Diversification Opportunities for Advent Claymore and Ridgeworth Seix
0.11 | Correlation Coefficient |
Average diversification
The 3 months correlation between Advent and Ridgeworth is 0.11. Overlapping area represents the amount of risk that can be diversified away by holding Advent Claymore Convertible and Ridgeworth Seix High in the same portfolio, assuming nothing else is changed. The correlation between historical prices or returns on Ridgeworth Seix High and Advent Claymore is a relative statistical measure of the degree to which these equity instruments tend to move together. The correlation coefficient measures the extent to which returns on Advent Claymore Convertible are associated (or correlated) with Ridgeworth Seix. Values of the correlation coefficient range from -1 to +1, where. The correlation of zero (0) is possible when the price movement of Ridgeworth Seix High has no effect on the direction of Advent Claymore i.e., Advent Claymore and Ridgeworth Seix go up and down completely randomly.
Pair Corralation between Advent Claymore and Ridgeworth Seix
Considering the 90-day investment horizon Advent Claymore Convertible is expected to generate 3.74 times more return on investment than Ridgeworth Seix. However, Advent Claymore is 3.74 times more volatile than Ridgeworth Seix High. It trades about 0.06 of its potential returns per unit of risk. Ridgeworth Seix High is currently generating about 0.13 per unit of risk. If you would invest 881.00 in Advent Claymore Convertible on August 24, 2024 and sell it today you would earn a total of 306.00 from holding Advent Claymore Convertible or generate 34.73% return on investment over 90 days.

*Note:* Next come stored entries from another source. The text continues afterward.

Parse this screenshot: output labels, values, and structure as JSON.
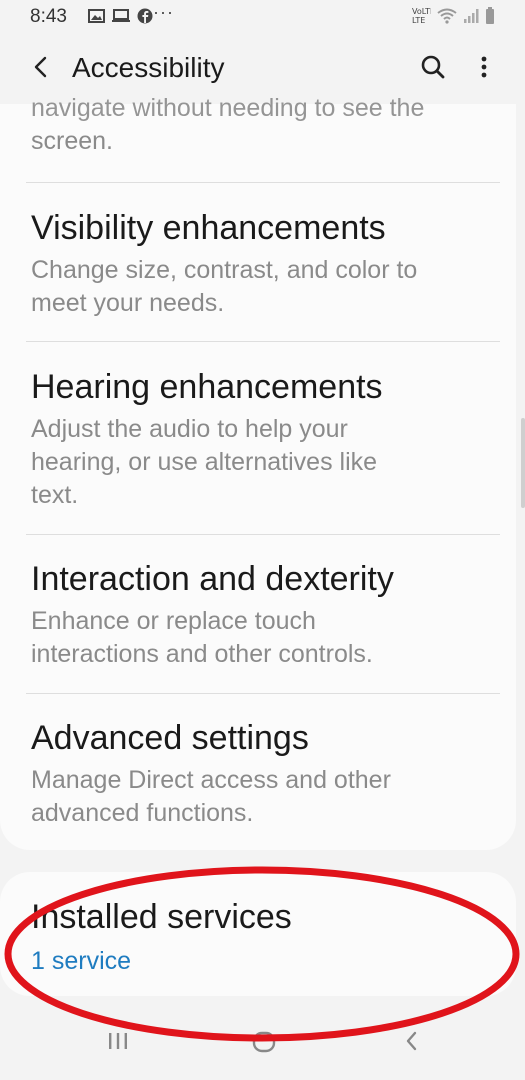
{
  "status_bar": {
    "time": "8:43",
    "overflow": "···",
    "network_label": "VoLTE"
  },
  "app_bar": {
    "title": "Accessibility"
  },
  "menu": {
    "partial_item": {
      "desc_hidden_line": "navigate without needing to see the",
      "desc_visible_line": "screen."
    },
    "items": [
      {
        "title": "Visibility enhancements",
        "description": [
          "Change size, contrast, and color to",
          "meet your needs."
        ]
      },
      {
        "title": "Hearing enhancements",
        "description": [
          "Adjust the audio to help your",
          "hearing, or use alternatives like",
          "text."
        ]
      },
      {
        "title": "Interaction and dexterity",
        "description": [
          "Enhance or replace touch",
          "interactions and other controls."
        ]
      },
      {
        "title": "Advanced settings",
        "description": [
          "Manage Direct access and other",
          "advanced functions."
        ]
      }
    ]
  },
  "installed_services": {
    "title": "Installed services",
    "count": "1 service"
  },
  "colors": {
    "link_blue": "#1f7cc0",
    "annotation_red": "#e0141b",
    "secondary_text": "#8a8a8a"
  }
}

Time Period | 3 Months [change] |
Direction | Moves Together |
Strength | Insignificant |
Accuracy | 100.0% |
Values | Daily Returns |
Advent Claymore Convertible vs. Ridgeworth Seix High
Performance |
Timeline |
Advent Claymore Conv |
Ridgeworth Seix High |
Advent Claymore and Ridgeworth Seix Volatility Contrast
Predicted Return Density |
Returns |
Pair Trading with Advent Claymore and Ridgeworth Seix
The main advantage of trading using opposite Advent Claymore and Ridgeworth Seix positions is that it hedges away some unsystematic risk. Because of two separate transactions, even if Advent Claymore position performs unexpectedly, Ridgeworth Seix can make up some of the losses. Pair trading also minimizes risk from directional movements in the market. For example, if an entire industry or sector drops because of unexpected headlines, the short position in Ridgeworth Seix will offset losses from the drop in Ridgeworth Seix's long position.Advent Claymore vs. Nuveen Global High | Advent Claymore vs. Blackstone Gso Strategic | Advent Claymore vs. Thornburg Income Builder | Advent Claymore vs. Western Asset Diversified |
Ridgeworth Seix vs. Lord Abbett Vertible | Ridgeworth Seix vs. Columbia Vertible Securities | Ridgeworth Seix vs. Advent Claymore Convertible | Ridgeworth Seix vs. Calamos Dynamic Convertible |
Check out your portfolio center.Note that this page's information should be used as a complementary analysis to find the right mix of equity instruments to add to your existing portfolios or create a brand new portfolio. You can also try the Volatility Analysis module to get historical volatility and risk analysis based on latest market data.